Question: Which of the following statements is CORRECT?
Answer Options:
a. Any forecast of financial requirements involves determining how much money the firm will need, and this need is determined by adding together increases in assets and spontaneous liabilities and then subtracting operating income.
b. The AFN equation for forecasting funds requirements requires only a forecast of the firm’s balance sheet. Although a forecasted income statement may help clarify the results, income statement data are not essential because funds needed relate only to the balance sheet.
c. Dividends are paid with cash taken from the accumulated retained earnings account, hence dividend policy does not affect the AFN forecast.
d. A negative AFN indicates that retained earnings and spontaneous capital are far more than sufficient to finance the additional assets needed.

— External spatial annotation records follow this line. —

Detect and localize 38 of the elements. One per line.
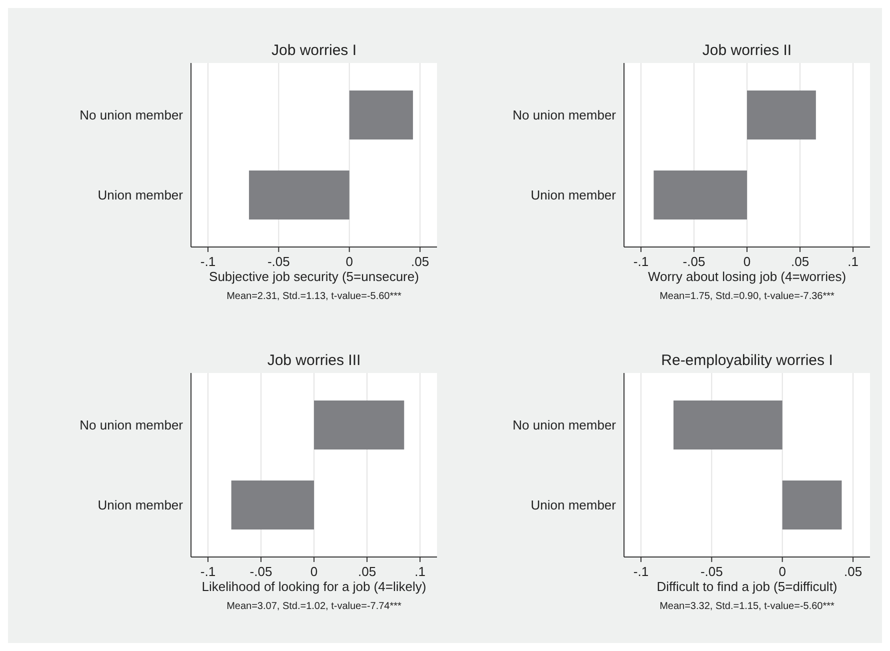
x-tick-label: -.05 <box>682 254 706 269</box>
x-tick-label: -.1 <box>633 564 649 579</box>
x-tick-label: .1 <box>848 254 858 269</box>
y-tick-label: No union member <box>512 108 617 123</box>
text: Mean=1.75, Std.=0.90, t-value=-7.36*** <box>660 291 835 302</box>
x-tick-label: 0 <box>310 564 318 579</box>
y-tick-label: No union member <box>512 418 617 433</box>
y-tick-label: No union member <box>80 108 184 123</box>
chart-title: Job worries II <box>702 42 792 59</box>
x-tick-label: -.05 <box>267 254 290 269</box>
text: Mean=3.32, Std.=1.15, t-value=-5.60*** <box>660 601 835 612</box>
y-tick-label: Union member <box>98 498 184 513</box>
x-tick-label: -.05 <box>250 564 272 579</box>
x-tick-label: 0 <box>778 564 786 579</box>
x-tick-label: -.05 <box>700 564 723 579</box>
y-tick-label: Union member <box>98 188 184 203</box>
chart-title: Job worries III <box>267 352 361 369</box>
x-tick-label: -.1 <box>200 564 216 579</box>
x-tick-label: .05 <box>790 254 810 269</box>
x-tick-label: .05 <box>410 254 430 269</box>
x-tick-label: -.1 <box>633 254 649 269</box>
x-axis-title: Subjective job security (5=unsecure) <box>209 269 419 284</box>
y-tick-label: Union member <box>530 498 617 513</box>
x-axis-title: Worry about losing job (4=worries) <box>648 269 846 284</box>
y-tick-label: Union member <box>530 188 617 203</box>
x-axis-title: Difficult to find a job (5=difficult) <box>656 579 838 594</box>
x-tick-label: .05 <box>844 564 862 579</box>
x-tick-label: -.1 <box>200 254 216 269</box>
x-tick-label: 0 <box>346 254 353 269</box>
y-tick-label: No union member <box>80 418 184 433</box>
chart-title: Job worries I <box>271 42 357 59</box>
x-tick-label: .1 <box>414 564 426 579</box>
x-tick-label: .05 <box>358 564 376 579</box>
x-axis-title: Likelihood of looking for a job (4=likely) <box>202 579 426 594</box>
text: Mean=2.31, Std.=1.13, t-value=-5.60*** <box>226 291 402 302</box>
chart-title: Re-employability worries I <box>661 352 833 369</box>
text: Mean=3.07, Std.=1.02, t-value=-7.74*** <box>226 601 402 612</box>
x-tick-label: 0 <box>743 254 751 269</box>
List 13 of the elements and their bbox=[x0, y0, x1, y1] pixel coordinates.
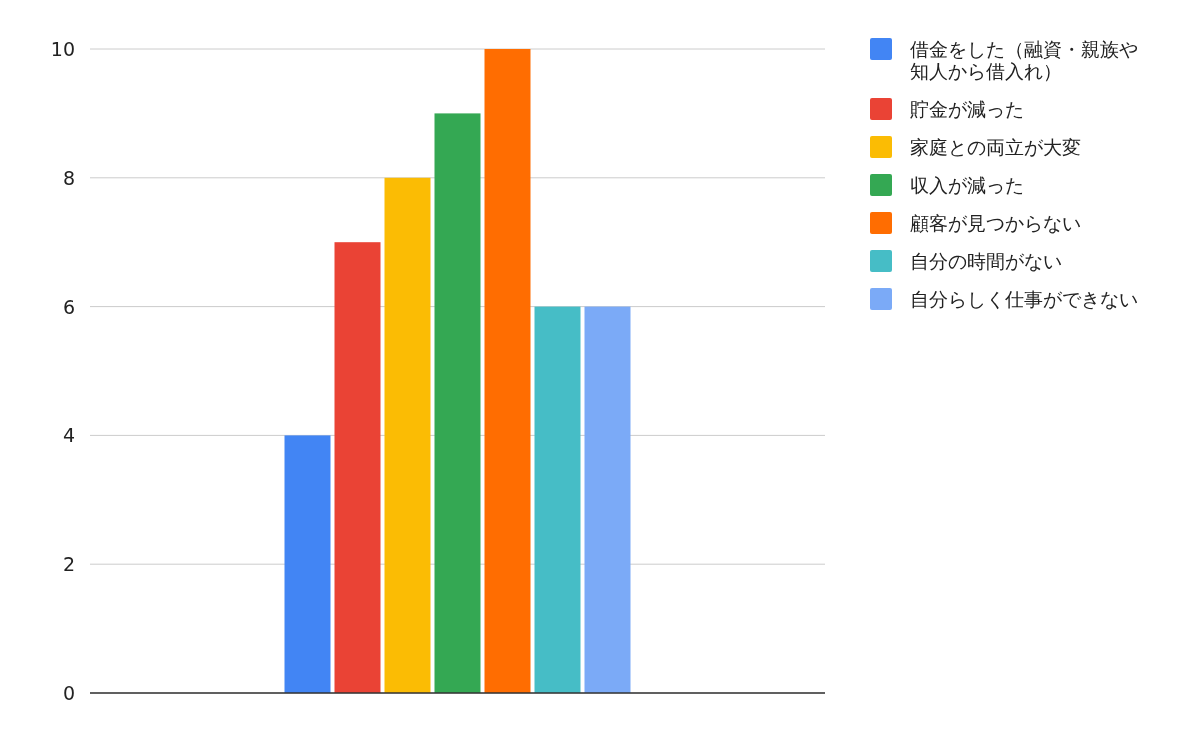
y-tick-label: 4 bbox=[62, 424, 75, 447]
legend-label: 収入が減った bbox=[910, 174, 1024, 196]
legend-label: 貯金が減った bbox=[910, 98, 1024, 120]
y-tick-label: 2 bbox=[62, 553, 75, 576]
legend-label: 借金をした（融資・親族や知人から借入れ） bbox=[910, 38, 1138, 82]
legend-label: 自分らしく仕事ができない bbox=[910, 288, 1138, 310]
y-tick-label: 8 bbox=[62, 166, 75, 189]
legend-label: 顧客が見つからない bbox=[910, 212, 1081, 234]
legend-label: 自分の時間がない bbox=[910, 250, 1062, 272]
legend-label: 家庭との両立が大変 bbox=[910, 136, 1081, 158]
y-tick-label: 10 bbox=[50, 38, 75, 60]
y-tick-label: 6 bbox=[62, 295, 75, 318]
y-tick-label: 0 bbox=[62, 682, 75, 704]
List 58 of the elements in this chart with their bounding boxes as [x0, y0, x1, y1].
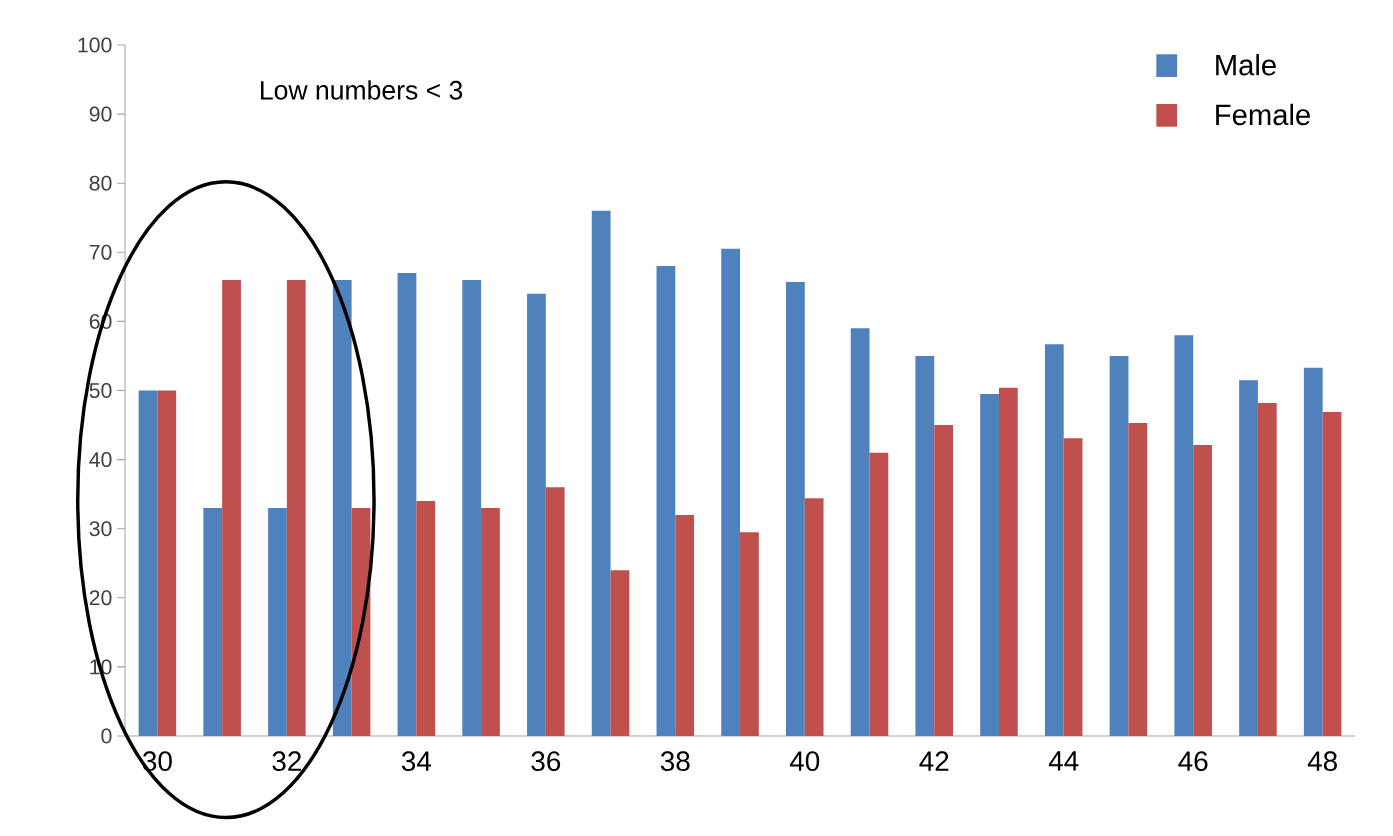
x-tick-label: 36 [531, 751, 561, 772]
x-tick-label: 46 [1178, 751, 1208, 772]
y-tick-label: 0 [101, 728, 112, 744]
x-tick-label: 32 [272, 751, 301, 772]
bar [1044, 344, 1064, 736]
bar [1063, 438, 1083, 736]
y-tick-label: 90 [89, 106, 112, 122]
bar [1109, 355, 1129, 736]
bar [591, 210, 611, 736]
bar [268, 507, 287, 736]
bar [656, 266, 676, 736]
annotation: Low numbers < 3 [261, 80, 463, 100]
bar [610, 570, 630, 736]
bar [675, 514, 695, 736]
x-tick-label: 42 [919, 751, 949, 771]
bar [1322, 411, 1342, 736]
bar [416, 501, 436, 736]
bar [785, 282, 805, 736]
y-tick-label: 50 [89, 382, 112, 399]
bar [980, 393, 999, 736]
bar [1239, 380, 1258, 736]
bar [740, 532, 759, 736]
bar [1303, 367, 1323, 736]
bar [222, 279, 241, 736]
bar [1257, 402, 1277, 736]
bar [934, 425, 954, 736]
bar [915, 355, 935, 736]
bar [1193, 445, 1212, 736]
x-tick-label: 34 [401, 751, 432, 772]
bar [481, 507, 500, 736]
bar [157, 390, 177, 736]
y-tick-label: 20 [89, 590, 112, 606]
bar [203, 507, 223, 736]
bar [1174, 335, 1194, 736]
x-tick-label: 44 [1048, 751, 1079, 771]
y-tick-label: 100 [78, 37, 112, 53]
bar [869, 452, 889, 736]
x-tick-label: 38 [660, 751, 690, 772]
y-tick-label: 80 [89, 175, 112, 191]
legend-label: Male [1216, 54, 1276, 76]
bar [850, 328, 870, 736]
x-tick-label: 40 [789, 751, 820, 772]
bar [527, 293, 546, 736]
x-tick-label: 48 [1307, 751, 1337, 772]
bar [462, 279, 482, 736]
bar [138, 390, 158, 736]
bar [721, 248, 741, 736]
legend-label: Female [1216, 103, 1310, 126]
bar [998, 387, 1018, 736]
y-tick-label: 40 [89, 452, 112, 468]
bar [1128, 422, 1148, 736]
y-tick-label: 70 [89, 244, 112, 260]
bar [286, 279, 306, 736]
bar [397, 273, 417, 736]
bar [332, 279, 352, 736]
y-tick-label: 30 [89, 521, 112, 537]
bar [545, 487, 565, 736]
bar [804, 498, 824, 736]
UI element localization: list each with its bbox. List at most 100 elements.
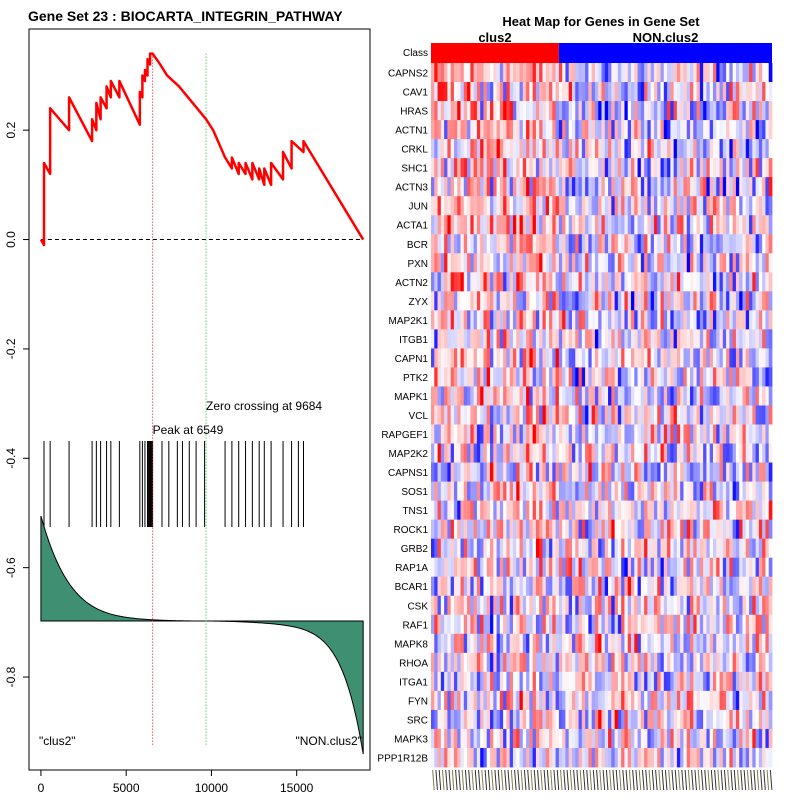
heat-map-cell [621,481,625,502]
heat-map-cell [535,101,540,121]
heat-map-cell [680,633,684,654]
sample-label-mark [563,769,566,791]
heat-map-cell [667,671,671,692]
heat-map-cell [493,690,497,711]
heat-map-cell [568,272,573,292]
heat-map-cell [532,614,537,635]
heat-map-cell [519,63,524,83]
gene-label: PTK2 [403,373,428,384]
heat-map-cell [581,690,586,711]
heat-map-cell [676,367,681,387]
heat-map-cell [457,291,461,311]
heat-map-cell [545,690,550,711]
heat-map-cell [686,462,691,482]
heat-map-cell [660,538,665,559]
heat-map-cell [440,519,445,540]
heat-map-cell [581,329,586,349]
heat-map-cell [555,348,560,368]
heat-map-cell [499,63,504,83]
heat-map-cell [522,291,527,311]
heat-map-cell [571,291,576,311]
heat-map-cell [712,576,717,597]
heat-map-cell [598,101,602,121]
heat-map-cell [437,747,442,768]
heat-map-cell [650,253,655,273]
heat-map-cell [473,709,478,730]
heat-map-cell [460,671,465,692]
heat-map-cell [762,120,766,140]
heat-map-cell [434,405,438,425]
heat-map-cell [512,139,517,159]
heat-map-cell [512,215,517,235]
heat-map-cell [647,405,652,425]
heat-map-cell [539,690,543,711]
heat-map-cell [729,215,734,235]
heat-map-cell [437,500,442,521]
heat-map-cell [667,481,671,502]
heat-map-cell [450,747,455,768]
heat-map-cell [585,63,589,83]
heat-map-cell [496,709,501,730]
heat-map-cell [732,443,737,463]
heat-map-cell [467,215,471,235]
heat-map-cell [476,538,481,559]
heat-map-cell [512,728,517,749]
heat-map-cell [676,310,681,330]
heat-map-cell [476,139,481,159]
heat-map-cell [696,690,701,711]
heat-map-cell [739,272,743,292]
heat-map-cell [755,234,760,254]
heat-map-cell [493,272,497,292]
heat-map-cell [765,538,770,559]
heat-map-cell [631,519,635,540]
heat-map-cell [703,443,707,463]
heat-map-cell [690,253,694,273]
heat-map-cell [657,709,661,730]
heat-map-cell [578,291,583,311]
heat-map-cell [768,595,773,616]
heat-map-cell [608,348,612,368]
heat-map-cell [483,690,488,711]
heat-map-cell [660,196,665,216]
heat-map-cell [444,481,448,502]
heat-map-cell [565,614,570,635]
heat-map-cell [581,728,586,749]
heat-map-cell [453,576,458,597]
heat-map-cell [490,576,494,597]
heat-map-cell [604,196,609,216]
heat-map-cell [768,538,773,559]
heat-map-cell [735,595,740,616]
heat-map-cell [768,158,773,178]
heat-map-cell [670,747,675,768]
heat-map-cell [591,215,596,235]
heat-map-cell [686,690,691,711]
heat-map-cell [703,614,707,635]
heat-map-cell [712,747,717,768]
heat-map-cell [686,63,691,83]
heat-map-cell [486,348,491,368]
heat-map-cell [581,158,586,178]
heat-map-cell [509,690,514,711]
heat-map-cell [434,234,438,254]
heat-map-cell [762,614,766,635]
heat-map-cell [460,557,465,578]
heat-map-cell [509,101,514,121]
heat-map-cell [758,63,763,83]
heat-map-cell [745,177,750,197]
heat-map-cell [434,519,438,540]
heat-map-cell [657,367,661,387]
heat-map-cell [575,253,579,273]
heat-map-cell [729,576,734,597]
heat-map-cell [745,215,750,235]
heat-map-cell [683,519,688,540]
heat-map-cell [758,310,763,330]
heat-map-cell [529,728,534,749]
heat-map-cell [516,329,520,349]
heat-map-cell [522,367,527,387]
heat-map-cell [732,576,737,597]
class-bar-segment [558,43,772,63]
heat-map-cell [699,614,704,635]
heat-map-cell [735,576,740,597]
heat-map-cell [640,139,645,159]
heat-map-cell [712,291,717,311]
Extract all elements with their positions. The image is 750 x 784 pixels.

e. If assets and spontaneously generated liabilities are not projected to grow at the same rate as sales, then the AFN method will provide more accurate forecasts than the projected financial statement method.
Answer:
d. A negative AFN indicates that retained earnings and spontaneous capital are far more than sufficient to finance the additional assets needed.
Question: If a firm’s capital intensity ratio (A0*/S0) decreases as sales increase, use of the AFN formula is likely to understate the amount of additional funds required, other things held constant. a. True b. False
Answer:
b. False
Question: Which of the following is NOT one of the steps taken in the financial planning process? a. Assumptions are made about future levels of sales, costs, and interest rates for use in the forecast. b. The entire financial plan is reexamined, assumptions are reviewed, and the management team considers how additional changes in operations might improve results. c. Projected ratios are calculated and analyzed. d. Develop a set of projected financial statements. e. Consult with key competitors about the optimal set of prices to charge, i.e., the prices that will maximize profits for our firm and its competitors.
Answer:
e
Question: The capital intensity ratio is generally defined as follows: a. Sales divided by total assets, i.e., the total assets turnover ratio. b. The percentage of liabilities that increase spontaneously as a percentage of sales. c. The ratio of sales to current assets. d. The ratio of current assets to sales. e. The amount of assets required per dollar of sales, or A0*/S0.
Answer:
e
Question: Which of the following statements is CORRECT?
Answer Options:
a. Perhaps the most important step when developing forecasted financial statements is to determine the breakdown of common equity between common stock and retained earnings.
b. The first, and perhaps the most critical, step in forecasting financial requirements is to forecast future sales.
c. Forecasted financial statements, as discussed in the text, are used primarily as a part of the managerial compensation program, where management’s historical performance is evaluated.
d. The capital intensity ratio gives us an idea of the physical condition of the firm’s fixed assets.
e. The AFN equation produces more accurate forecasts than the forecasted financial statement method, especially if fixed assets are lumpy and economies of scale exist.
Answer:
b. The first, and perhaps the most critical, step in forecasting financial requirements is to forecast future sales.